1
votes

I'm developing a parallel algorithm on a Intel i5-core machine, which has two cores, four threads.

n defines the size of the matrix, on which I perform my calculations on. As you can see from the table below there is almost 50% reduction from 1 thread to 2 threads utilization, but almost no difference between 2 threads and 4 threads. The numbers denote the seconds passed

#of threads - computation time

My compiler is mingw-gcc on windows platform. My parallelization tool is openmp. I'm defining number of threads by omp_set_num_threads(numThreads);in the beginning of the parallel routine.

I have no means to test the algorithm on a "real" 8 core machine.
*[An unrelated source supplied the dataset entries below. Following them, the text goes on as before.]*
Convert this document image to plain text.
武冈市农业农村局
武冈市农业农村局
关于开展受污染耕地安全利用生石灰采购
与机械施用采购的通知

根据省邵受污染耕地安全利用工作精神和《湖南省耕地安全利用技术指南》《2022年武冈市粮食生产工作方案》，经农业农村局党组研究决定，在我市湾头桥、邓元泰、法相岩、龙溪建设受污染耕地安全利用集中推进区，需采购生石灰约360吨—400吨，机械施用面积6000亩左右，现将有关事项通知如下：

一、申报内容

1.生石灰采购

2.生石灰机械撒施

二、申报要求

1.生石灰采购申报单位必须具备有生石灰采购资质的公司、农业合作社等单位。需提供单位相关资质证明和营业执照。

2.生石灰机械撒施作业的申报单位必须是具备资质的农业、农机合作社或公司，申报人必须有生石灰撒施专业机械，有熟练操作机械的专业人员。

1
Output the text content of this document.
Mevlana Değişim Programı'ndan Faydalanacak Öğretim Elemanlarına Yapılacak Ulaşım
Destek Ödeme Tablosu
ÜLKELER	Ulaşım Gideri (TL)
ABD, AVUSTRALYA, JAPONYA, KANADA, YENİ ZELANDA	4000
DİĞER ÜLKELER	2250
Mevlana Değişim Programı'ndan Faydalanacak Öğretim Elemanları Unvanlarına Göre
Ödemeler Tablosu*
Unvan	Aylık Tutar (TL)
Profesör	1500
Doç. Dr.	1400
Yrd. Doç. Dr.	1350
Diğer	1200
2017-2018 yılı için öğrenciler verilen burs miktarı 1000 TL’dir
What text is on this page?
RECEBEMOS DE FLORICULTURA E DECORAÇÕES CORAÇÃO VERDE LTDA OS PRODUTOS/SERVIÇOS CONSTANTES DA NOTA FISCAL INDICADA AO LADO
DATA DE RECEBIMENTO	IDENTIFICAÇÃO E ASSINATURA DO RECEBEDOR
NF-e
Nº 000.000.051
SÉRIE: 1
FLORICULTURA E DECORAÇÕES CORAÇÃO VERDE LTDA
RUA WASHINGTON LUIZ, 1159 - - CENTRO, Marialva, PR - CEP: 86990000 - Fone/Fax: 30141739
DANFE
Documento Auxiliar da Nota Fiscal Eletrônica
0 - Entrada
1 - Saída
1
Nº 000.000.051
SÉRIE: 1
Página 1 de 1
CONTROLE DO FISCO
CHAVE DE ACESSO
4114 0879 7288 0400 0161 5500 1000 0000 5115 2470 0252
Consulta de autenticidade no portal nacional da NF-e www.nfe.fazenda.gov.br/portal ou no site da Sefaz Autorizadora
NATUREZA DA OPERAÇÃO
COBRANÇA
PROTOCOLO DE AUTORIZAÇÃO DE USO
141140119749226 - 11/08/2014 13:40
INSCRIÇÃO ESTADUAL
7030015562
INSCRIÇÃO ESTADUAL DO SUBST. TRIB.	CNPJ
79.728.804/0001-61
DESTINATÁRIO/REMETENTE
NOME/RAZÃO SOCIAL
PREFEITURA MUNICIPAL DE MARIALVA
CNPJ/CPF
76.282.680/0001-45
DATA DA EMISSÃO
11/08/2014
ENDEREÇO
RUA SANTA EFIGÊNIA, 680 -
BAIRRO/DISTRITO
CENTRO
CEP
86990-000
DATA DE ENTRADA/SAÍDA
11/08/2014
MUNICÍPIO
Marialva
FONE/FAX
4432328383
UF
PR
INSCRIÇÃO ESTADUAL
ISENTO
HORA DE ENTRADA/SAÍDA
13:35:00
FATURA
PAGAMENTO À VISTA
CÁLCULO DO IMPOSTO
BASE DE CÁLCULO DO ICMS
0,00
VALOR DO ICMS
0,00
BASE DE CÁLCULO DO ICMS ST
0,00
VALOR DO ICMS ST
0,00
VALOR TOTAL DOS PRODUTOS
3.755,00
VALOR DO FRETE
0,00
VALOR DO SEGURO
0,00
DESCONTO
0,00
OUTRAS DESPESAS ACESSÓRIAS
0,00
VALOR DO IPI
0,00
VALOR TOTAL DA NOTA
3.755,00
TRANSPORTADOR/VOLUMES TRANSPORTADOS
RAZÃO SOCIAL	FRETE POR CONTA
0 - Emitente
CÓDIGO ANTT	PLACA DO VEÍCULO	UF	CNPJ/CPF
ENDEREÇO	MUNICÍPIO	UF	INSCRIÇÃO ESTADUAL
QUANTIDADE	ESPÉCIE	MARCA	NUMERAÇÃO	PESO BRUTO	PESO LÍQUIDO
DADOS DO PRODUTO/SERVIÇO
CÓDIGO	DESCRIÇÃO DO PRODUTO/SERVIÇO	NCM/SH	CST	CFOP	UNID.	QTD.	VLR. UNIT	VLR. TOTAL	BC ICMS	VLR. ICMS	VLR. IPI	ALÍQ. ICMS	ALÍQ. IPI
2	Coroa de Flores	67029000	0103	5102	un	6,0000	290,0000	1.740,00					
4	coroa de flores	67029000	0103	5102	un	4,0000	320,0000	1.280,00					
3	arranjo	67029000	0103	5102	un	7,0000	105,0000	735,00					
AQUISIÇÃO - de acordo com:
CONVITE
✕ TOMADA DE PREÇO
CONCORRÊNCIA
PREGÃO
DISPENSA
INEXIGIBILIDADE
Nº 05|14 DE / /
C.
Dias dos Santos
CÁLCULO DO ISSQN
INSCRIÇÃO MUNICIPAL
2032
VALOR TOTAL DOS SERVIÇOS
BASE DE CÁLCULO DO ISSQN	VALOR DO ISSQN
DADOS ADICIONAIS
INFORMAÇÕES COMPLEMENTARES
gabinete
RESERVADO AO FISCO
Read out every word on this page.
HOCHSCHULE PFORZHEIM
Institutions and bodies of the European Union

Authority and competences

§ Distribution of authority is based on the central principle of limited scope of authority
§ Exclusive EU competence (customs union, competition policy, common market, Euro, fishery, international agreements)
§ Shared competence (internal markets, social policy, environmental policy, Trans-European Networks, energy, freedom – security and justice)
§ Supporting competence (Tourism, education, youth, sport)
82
On my i5 machine, At 1 thread, task manager shows 25% of the total cpu power is used. At 2 threads, it's 50%, and at 4 threads, it's 96-99% as expected.

So what might be the reason for that situation? Why doesn't the computation time get halved?

The parallel code segment is to be found below:

    #pragma omp parallel for schedule(guided) shared(L,A) \
    private(i)
    for (i=k+1;i<row;i++){
        double dummy = 0;
        for (int nn=0;nn<k;nn++){
            dummy += L[i][nn]*L[k][nn];
            L[i][k] = (A[i][k] - dummy)/L[k][k];
        }
    }
1
You might be memory-limited. Or you might have two many dependencies between iterations. BTW, is this a Cholesky decomposition?Oliver Charlesworth
Have you compared having independent/private arrays/thread vs shared?gbulmer
@Oil Charlesworth Yes this is part of a Cholesky decomposition algorithm. But I don't think that I'm memory limited. when n=5000, the computer utilizes 362 MB of my 4 GB capacity.Emre Turkoz
Roughly: if the values are already in cache most of the time, then using two threads instead of one won't give much benefit; similarly, if the bottleneck is memory access more threads won't help. Threads might help if there is spare memory bandwidth, and using the thread causes more values to get loaded into cache/unit time.gbulmer
@Emre Turkoz - I think Oli is correct, there isn't enough computation happening, so you might be memory-bandwidth limited. But, I was thinking of "splitting" the array into 4 parts, i.e. accessing widely seperate parts, and and using a thread on each. If there is plenty of memory bandwidth and it is CPU bound (which I don't expect), then making the parts 'independent' might give the hardware the chance interleave memory loading better. I honestly think there is too little computation vs memory access, so I don't expect much change, but it might be worth a little test.gbulmer

1 Answers

4
votes

Well, your machine has 2 cores and 4 threads.

You only have 2 cores, so you won't get 4x speedup from 1 - 4 threads.

Secondly, as you scale to more threads, you will likely start hitting resource contention such as maxing out your memory bandwidth.